Meneropong Wajah Pelayanan Publik di Sumbar
PADANG – Konsep birokrasi pertama kali dikemukakan pada abad ke-17, oleh seorang fisiokrat dan pemikir ekonomi politik Vincent de Gournay, tepatnya pada 1745.
Kala itu, birokrasi didefinisikan sebagai pemerintahan yang dijalankan oleh pejabat dengan kekuasaan yang terlalu besar, sebagaimana dikutip dalam “Demokrasi dan Birokrasi Sebuah Dilema Politik” karya Eva Etzioni dan Halevy.
Sosiolog Max Weber, pun ikut membahas birokrasi dan menurut penilaiannya, birokrasi merupakan bentuk organisasi yang paling mampu mencapai tingkat rasionalitas dengan efektivitas yang maksimal.
Tetapi jika dalam pelaksanaan, birokrat memiliki kepentingan sendiri, maka apa yang dikemukakan Weber hanya akan ada dalam tataran teoritis semata. Sebab itu, saat ini publik kerap mendengar anekdot “kalau bisa dipersulit mengapa harus dipermudah?”, yang menunjukkan bagaimana persepsi publik terhadap birokrasi.
Bagi sejumlah orang, rumitnya berurusan dengan birokrasi dianggap sebagai takdir yang tak bisa diubah, dan yang bisa dilakukan hanya pasrah menunggu, karena tak bisa berbuat apa pun.
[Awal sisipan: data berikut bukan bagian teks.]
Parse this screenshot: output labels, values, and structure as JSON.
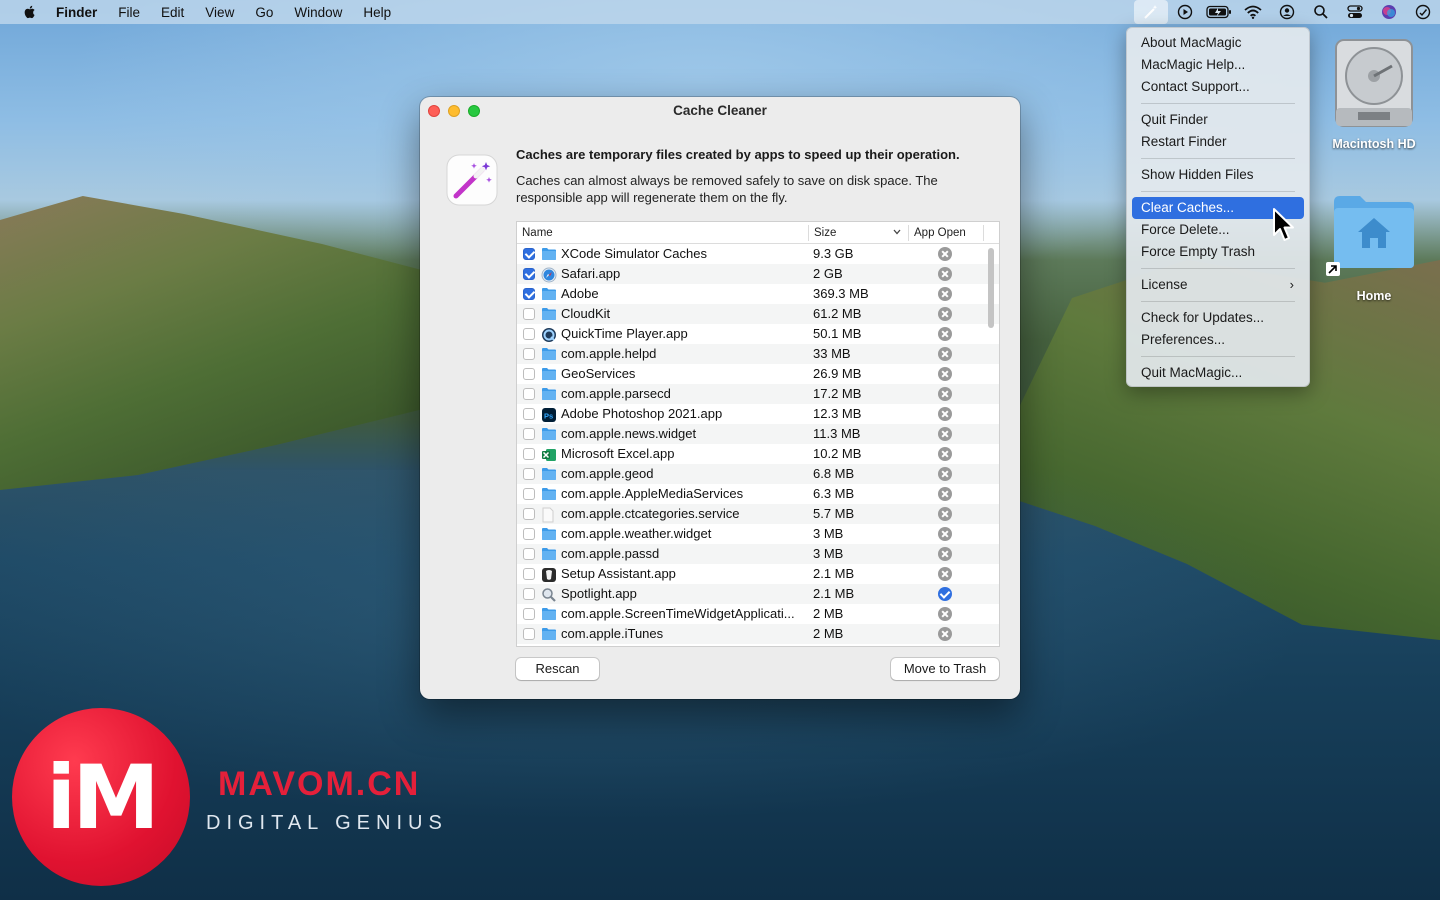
{
  "menubar": {
    "items": [
      "Finder",
      "File",
      "Edit",
      "View",
      "Go",
      "Window",
      "Help"
    ]
  },
  "status_icons": [
    "magic-wand-icon",
    "play-icon",
    "battery-icon",
    "wifi-icon",
    "user-icon",
    "search-icon",
    "control-center-icon",
    "siri-icon",
    "clock-icon"
  ],
  "dropdown": {
    "groups": [
      [
        "About MacMagic",
        "MacMagic Help...",
        "Contact Support..."
      ],
      [
        "Quit Finder",
        "Restart Finder"
      ],
      [
        "Show Hidden Files"
      ],
      [
        "Clear Caches...",
        "Force Delete...",
        "Force Empty Trash"
      ],
      [
        "License"
      ],
      [
        "Check for Updates...",
        "Preferences..."
      ],
      [
        "Quit MacMagic..."
      ]
    ],
    "highlighted": "Clear Caches..."
  },
  "desktop": {
    "drive_label": "Macintosh HD",
    "home_label": "Home"
  },
  "window": {
    "title": "Cache Cleaner",
    "headline": "Caches are temporary files created by apps to speed up their operation.",
    "description": "Caches can almost always be removed safely to save on disk space. The responsible app will regenerate them on the fly.",
    "columns": {
      "name": "Name",
      "size": "Size",
      "open": "App Open"
    },
    "rows": [
      {
        "checked": true,
        "icon": "folder-icon",
        "name": "XCode Simulator Caches",
        "size": "9.3 GB",
        "open": false
      },
      {
        "checked": true,
        "icon": "safari-icon",
        "name": "Safari.app",
        "size": "2 GB",
        "open": false
      },
      {
        "checked": true,
        "icon": "folder-icon",
        "name": "Adobe",
        "size": "369.3 MB",
        "open": false
      },
      {
        "checked": false,
        "icon": "folder-icon",
        "name": "CloudKit",
        "size": "61.2 MB",
        "open": false
      },
      {
        "checked": false,
        "icon": "quicktime-icon",
        "name": "QuickTime Player.app",
        "size": "50.1 MB",
        "open": false
      },
      {
        "checked": false,
        "icon": "folder-icon",
        "name": "com.apple.helpd",
        "size": "33 MB",
        "open": false
      },
      {
        "checked": false,
        "icon": "folder-icon",
        "name": "GeoServices",
        "size": "26.9 MB",
        "open": false
      },
      {
        "checked": false,
        "icon": "folder-icon",
        "name": "com.apple.parsecd",
        "size": "17.2 MB",
        "open": false
      },
      {
        "checked": false,
        "icon": "photoshop-icon",
        "name": "Adobe Photoshop 2021.app",
        "size": "12.3 MB",
        "open": false
      },
      {
        "checked": false,
        "icon": "folder-icon",
        "name": "com.apple.news.widget",
        "size": "11.3 MB",
        "open": false
      },
      {
        "checked": false,
        "icon": "excel-icon",
        "name": "Microsoft Excel.app",
        "size": "10.2 MB",
        "open": false
      },
      {
        "checked": false,
        "icon": "folder-icon",
        "name": "com.apple.geod",
        "size": "6.8 MB",
        "open": false
      },
      {
        "checked": false,
        "icon": "folder-icon",
        "name": "com.apple.AppleMediaServices",
        "size": "6.3 MB",
        "open": false
      },
      {
        "checked": false,
        "icon": "document-icon",
        "name": "com.apple.ctcategories.service",
        "size": "5.7 MB",
        "open": false
      },
      {
        "checked": false,
        "icon": "folder-icon",
        "name": "com.apple.weather.widget",
        "size": "3 MB",
        "open": false
      },
      {
        "checked": false,
        "icon": "folder-icon",
        "name": "com.apple.passd",
        "size": "3 MB",
        "open": false
      },
      {
        "checked": false,
        "icon": "setup-assistant-icon",
        "name": "Setup Assistant.app",
        "size": "2.1 MB",
        "open": false
      },
      {
        "checked": false,
        "icon": "spotlight-icon",
        "name": "Spotlight.app",
        "size": "2.1 MB",
        "open": true
      },
      {
        "checked": false,
        "icon": "folder-icon",
        "name": "com.apple.ScreenTimeWidgetApplicati...",
        "size": "2 MB",
        "open": false
      },
      {
        "checked": false,
        "icon": "folder-icon",
        "name": "com.apple.iTunes",
        "size": "2 MB",
        "open": false
      }
    ],
    "buttons": {
      "rescan": "Rescan",
      "trash": "Move to Trash"
    }
  },
  "watermark": {
    "logo": "iM",
    "site": "MAVOM.CN",
    "tagline": "DIGITAL GENIUS"
  }
}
Tapi bagi sebagian yang lain, rumitnya urusan birokrasi membuat mereka mencari akal, agar hajatnya bisa lebih cepat tuntas dengan mengimingi petugas beragam hadiah, hingga uang sebagai balas jasa.
Tetapi ada juga publik yang menilai, berlarut-larutnya urusan birokrasi bisa diperbaiki dengan melaporkan kepada lembaga yang berkompeten, seperti Ombudsman.
Sejak hadir di Sumatra Barat pada 2012 sebagai lembaga negara yang mempunyai kewenangan mengawasi penyelenggaraan pelayanan publik, Ombudsman terus berupaya mendorong hadirnya pelayanan berkualitas.